Movie Of The Month by JB Kaufman

The Scarlet Car (1917)

August, 2022

Bluebird/Universal, 1917. Director: Joseph De Grasse. Scenario: William Parker, based on the novel by Richard Harding Davis. Camera: King D. Gray. Cast: Franklyn Farnum, Al Filson, Lon Chaney, Edith Johnson, Sam De Grasse, Howard Crampton, William Lloyd.
 
            One of the most distinctive talents of the silent era was Lon Chaney. Today’s film enthusiast knows Chaney’s reputation as “The Man of a Thousand Faces,” a reference to his uncanny ability to transform his physical appearance through makeup and other devices. The two most spectacular examples are the horrific title creatures he played in The Hunchback of Notre Dame (1923) and The Phantom of the Opera (1925)—two creatures utterly dissimilar from one another, and easily the two best-known roles of Chaney’s career. Unfortunately, the fame of those two films, well deserved as it is, has a downside: in the minds of some casual fans it has “typed” Chaney as a master of nightmarish makeup and nothing more.
            In fact, of course, Chaney’s facility with makeup was only one facet of a prodigious acting talent. Any viewer of Hunchback or Phantom can attest to the powerful presence behind those fearsome guises—a presence that was amply borne out in the more than 100 other films Chaney made in the course of his career. For some years now, a group of dedicated preservationists has worked to bring more of those other Chaney films to light. I’ve written about one of those forgotten films in an earlier edition of this column, but there are scores of others, many of them hidden, lost, or nearly lost.

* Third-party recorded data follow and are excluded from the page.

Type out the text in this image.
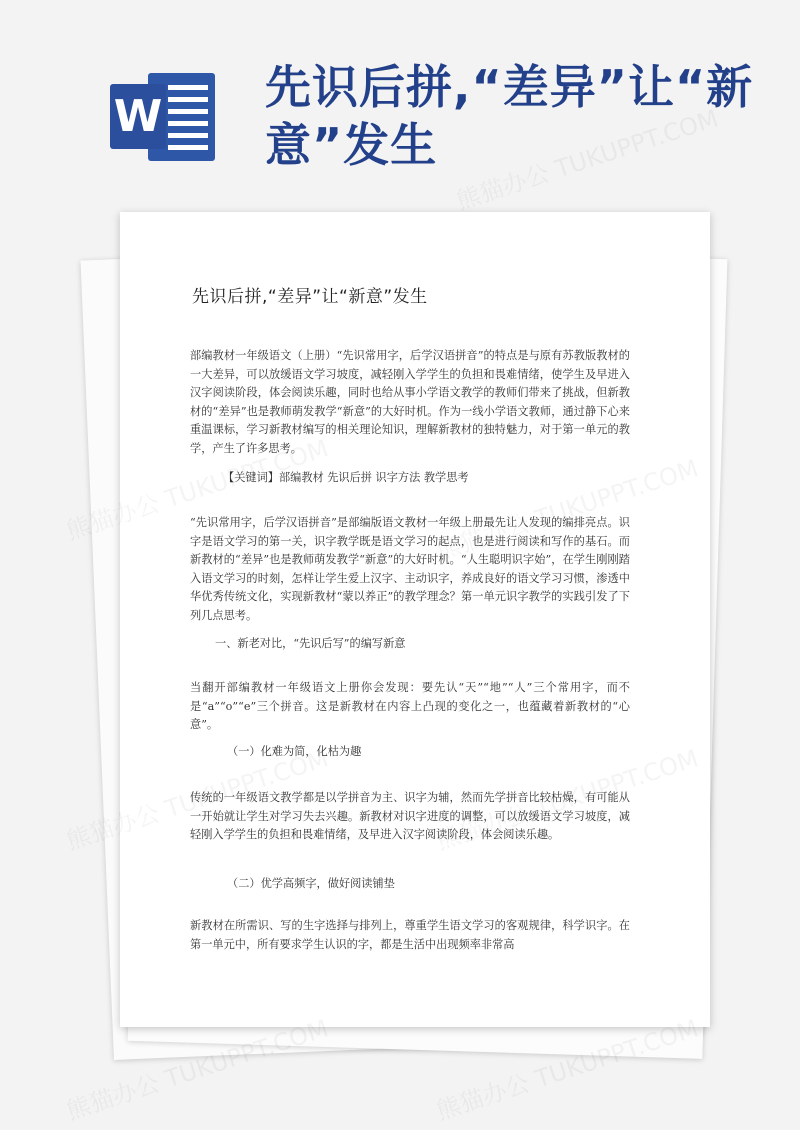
W
先识后拼,“差异”让“新意”发生
先识后拼,“差异”让“新意”发生

部编教材一年级语文（上册）“先识常用字，后学汉语拼音”的特点是与原有苏教版教材的一大差异，可以放缓语文学习坡度，减轻刚入学学生的负担和畏难情绪，使学生及早进入汉字阅读阶段，体会阅读乐趣，同时也给从事小学语文教学的教师们带来了挑战，但新教材的“差异”也是教师萌发教学“新意”的大好时机。作为一线小学语文教师，通过静下心来重温课标，学习新教材编写的相关理论知识，理解新教材的独特魅力，对于第一单元的教学，产生了许多思考。

【关键词】部编教材 先识后拼 识字方法 教学思考

“先识常用字，后学汉语拼音”是部编版语文教材一年级上册最先让人发现的编排亮点。识字是语文学习的第一关，识字教学既是语文学习的起点，也是进行阅读和写作的基石。而新教材的“差异”也是教师萌发教学“新意”的大好时机。“人生聪明识字始”，在学生刚刚踏入语文学习的时刻，怎样让学生爱上汉字、主动识字，养成良好的语文学习习惯，渗透中华优秀传统文化，实现新教材“蒙以养正”的教学理念？第一单元识字教学的实践引发了下列几点思考。

一、新老对比，“先识后写”的编写新意

当翻开部编教材一年级语文上册你会发现：要先认“天”“地”“人”三个常用字，而不是“a”“o”“e”三个拼音。这是新教材在内容上凸现的变化之一，也蕴藏着新教材的“心意”。

（一）化难为简，化枯为趣

传统的一年级语文教学都是以学拼音为主、识字为辅，然而先学拼音比较枯燥，有可能从一开始就让学生对学习失去兴趣。新教材对识字进度的调整，可以放缓语文学习坡度，减轻刚入学学生的负担和畏难情绪，及早进入汉字阅读阶段，体会阅读乐趣。

（二）优学高频字，做好阅读铺垫

新教材在所需识、写的生字选择与排列上，尊重学生语文学习的客观规律，科学识字。在第一单元中，所有要求学生认识的字，都是生活中出现频率非常高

            This month, classic film enthusiasts have cause to rejoice as a new two-disc Blu-Ray set—the second in a series—brings us a wealth of long-unseen pictures from the early years of Chaney’s film career. Thanks to the combined efforts of the Library of Congress, historian and musician Jon Mirsalis, and our friends at Undercrank Productions, a wide-ranging selection of early Chaneyana from the years between 1914 and 1917 has been captured in one generous package. Some of these five films have survived in incomplete or even fragmentary form, but the producers have wisely opted to include them anyway. My fellow attendees at Pordenone and other festivals, who eagerly crowd in to see partial restorations of long-lost films, will be happy to see these resurrected servings of early Chaney, complete or not.

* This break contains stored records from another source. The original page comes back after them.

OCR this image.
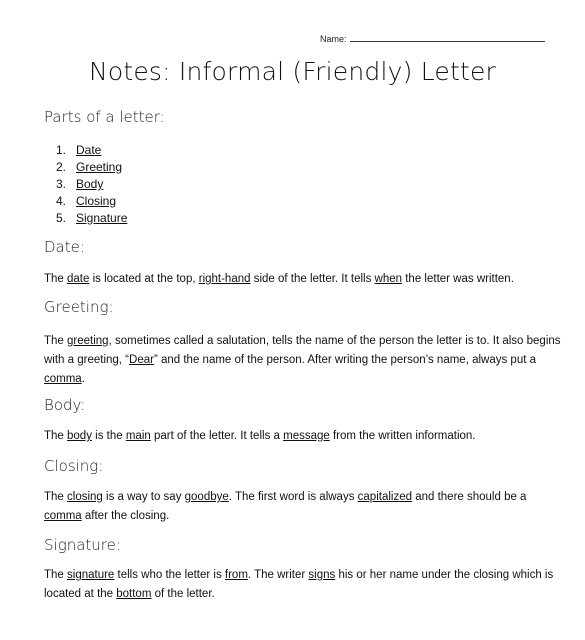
Name:
Notes: Informal (Friendly) Letter
Parts of a letter:
1. Date
2. Greeting
3. Body
4. Closing
5. Signature
Date:
The date is located at the top, right-hand side of the letter. It tells when the letter was written.
Greeting:
The greeting, sometimes called a salutation, tells the name of the person the letter is to. It also begins with a greeting, “Dear” and the name of the person. After writing the person’s name, always put a comma.
Body:
The body is the main part of the letter. It tells a message from the written information.
Closing:
The closing is a way to say goodbye. The first word is always capitalized and there should be a comma after the closing.
Signature:
The signature tells who the letter is from. The writer signs his or her name under the closing which is located at the bottom of the letter.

            The hallmark of Chaney’s performance style, a fierce, brooding intensity, is on full display in these early offerings. That idiosyncratic quality made him difficult to cast in traditional leading-man roles, and he was frequently seen in villain or character roles instead. The range of his repertoire is illustrated here in such films as By the Sun’s Rays, a one-reel Western; The Oubliette, the first of what was announced as an extended series of featurettes on the life of François Villon; and Triumph, a likably lurid backstage melodrama in which Chaney actually has a more or less romantic-lead role. (Two of these films, coincidentally, also offer an introduction to Murdock MacQuarrie, a player who is virtually forgotten today but was a featured Universal star in the 1910s.)

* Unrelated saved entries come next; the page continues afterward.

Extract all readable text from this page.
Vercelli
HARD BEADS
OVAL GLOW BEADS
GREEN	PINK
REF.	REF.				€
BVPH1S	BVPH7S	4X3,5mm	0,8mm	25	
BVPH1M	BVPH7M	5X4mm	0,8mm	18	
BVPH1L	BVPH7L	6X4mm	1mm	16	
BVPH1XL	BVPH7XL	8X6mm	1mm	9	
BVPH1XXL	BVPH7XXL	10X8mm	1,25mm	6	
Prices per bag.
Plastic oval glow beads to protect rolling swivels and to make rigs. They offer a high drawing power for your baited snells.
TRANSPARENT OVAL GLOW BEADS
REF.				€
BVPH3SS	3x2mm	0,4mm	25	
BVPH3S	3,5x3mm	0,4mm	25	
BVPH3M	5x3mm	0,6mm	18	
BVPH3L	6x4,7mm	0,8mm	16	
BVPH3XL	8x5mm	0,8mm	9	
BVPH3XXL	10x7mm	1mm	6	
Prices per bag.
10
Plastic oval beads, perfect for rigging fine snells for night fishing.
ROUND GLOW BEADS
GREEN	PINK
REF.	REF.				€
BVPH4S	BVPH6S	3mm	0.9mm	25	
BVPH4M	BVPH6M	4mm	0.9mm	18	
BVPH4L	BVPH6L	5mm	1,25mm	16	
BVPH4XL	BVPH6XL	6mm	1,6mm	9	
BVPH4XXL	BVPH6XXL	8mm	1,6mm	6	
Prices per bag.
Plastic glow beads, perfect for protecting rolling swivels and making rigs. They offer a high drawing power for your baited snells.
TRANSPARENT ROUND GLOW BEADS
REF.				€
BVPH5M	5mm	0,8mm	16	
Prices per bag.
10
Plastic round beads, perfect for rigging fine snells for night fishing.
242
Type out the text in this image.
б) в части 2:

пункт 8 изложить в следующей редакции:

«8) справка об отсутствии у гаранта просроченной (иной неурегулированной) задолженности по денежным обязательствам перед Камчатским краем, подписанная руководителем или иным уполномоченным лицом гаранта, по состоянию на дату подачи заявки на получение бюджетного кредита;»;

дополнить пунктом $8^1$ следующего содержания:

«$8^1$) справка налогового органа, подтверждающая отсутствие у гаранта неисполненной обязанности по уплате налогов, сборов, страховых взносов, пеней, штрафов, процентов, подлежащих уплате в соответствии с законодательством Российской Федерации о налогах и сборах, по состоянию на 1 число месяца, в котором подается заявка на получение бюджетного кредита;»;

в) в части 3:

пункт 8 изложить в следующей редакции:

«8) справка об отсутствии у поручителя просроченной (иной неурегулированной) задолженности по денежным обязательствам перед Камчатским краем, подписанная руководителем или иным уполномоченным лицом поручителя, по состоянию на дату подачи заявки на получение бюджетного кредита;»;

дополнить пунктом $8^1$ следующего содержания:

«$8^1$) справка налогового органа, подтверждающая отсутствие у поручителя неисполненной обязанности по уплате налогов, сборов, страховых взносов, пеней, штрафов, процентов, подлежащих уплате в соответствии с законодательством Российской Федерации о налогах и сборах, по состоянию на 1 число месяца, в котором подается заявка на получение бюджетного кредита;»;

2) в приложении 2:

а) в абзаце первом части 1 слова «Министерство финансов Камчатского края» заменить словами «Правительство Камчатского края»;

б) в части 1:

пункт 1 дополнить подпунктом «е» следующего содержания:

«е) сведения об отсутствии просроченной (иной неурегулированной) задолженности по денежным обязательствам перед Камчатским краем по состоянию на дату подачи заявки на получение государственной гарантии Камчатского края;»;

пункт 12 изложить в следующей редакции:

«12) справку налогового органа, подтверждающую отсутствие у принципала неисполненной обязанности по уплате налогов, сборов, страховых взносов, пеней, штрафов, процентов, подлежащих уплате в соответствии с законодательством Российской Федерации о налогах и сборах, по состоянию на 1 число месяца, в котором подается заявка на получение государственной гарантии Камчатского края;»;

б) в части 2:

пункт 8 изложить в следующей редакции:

            But the centerpiece of the collection, and the film that likely will linger in the viewer’s memory, is The Scarlet Car. Released in 1917, The Scarlet Car is based on the novel of the same name by Richard Harding Davis, a well-known journalist, war correspondent, and author of adventure stories during the early twentieth century. Chaney doesn’t play the lead in this fast-moving yarn; that role belongs to Franklyn Farnum as a small-town wastrel whose escapades nearly bring his father to ruin. Galvanized by an attack of conscience, Farnum braces up, resolves to change his ways, becomes a high-energy go-getter, restores the family fortunes, and brings the local white-collar criminals to justice.
            But if Chaney is not the protagonist here, his is easily the most colorful role in this generally colorful picture. He’s seen in the sympathetic character part of a bank cashier who takes immoderate pride in his ancestral connection to Paul Revere, and who stumbles onto evidence of larceny by the bank president and his son. Unwisely confronting the culprits with his knowledge of their crimes, he sets the plot in motion. I’ll stop there in the interest of avoiding spoilers; suffice it to say that the proceedings lead to a rip-roaring action climax, and that Chaney, prominently featured in a melodramatic scene at the finale, delivers the goods without descending into hammy overacting.
            The film itself, like the others in this collection, is a fresh reminder of the miracles performed on our behalf by today’s film-preservation community. The primary source for the restoration was a tinted 35mm nitrate print, but it was a print that had endured considerable wear. Painstaking care was required to rescue it from the ravages of time and deliver the film, virtually complete, to audiences. Once again, this and other precious fragments of our film history, that might have been lost forever, have been preserved for us and for future generations.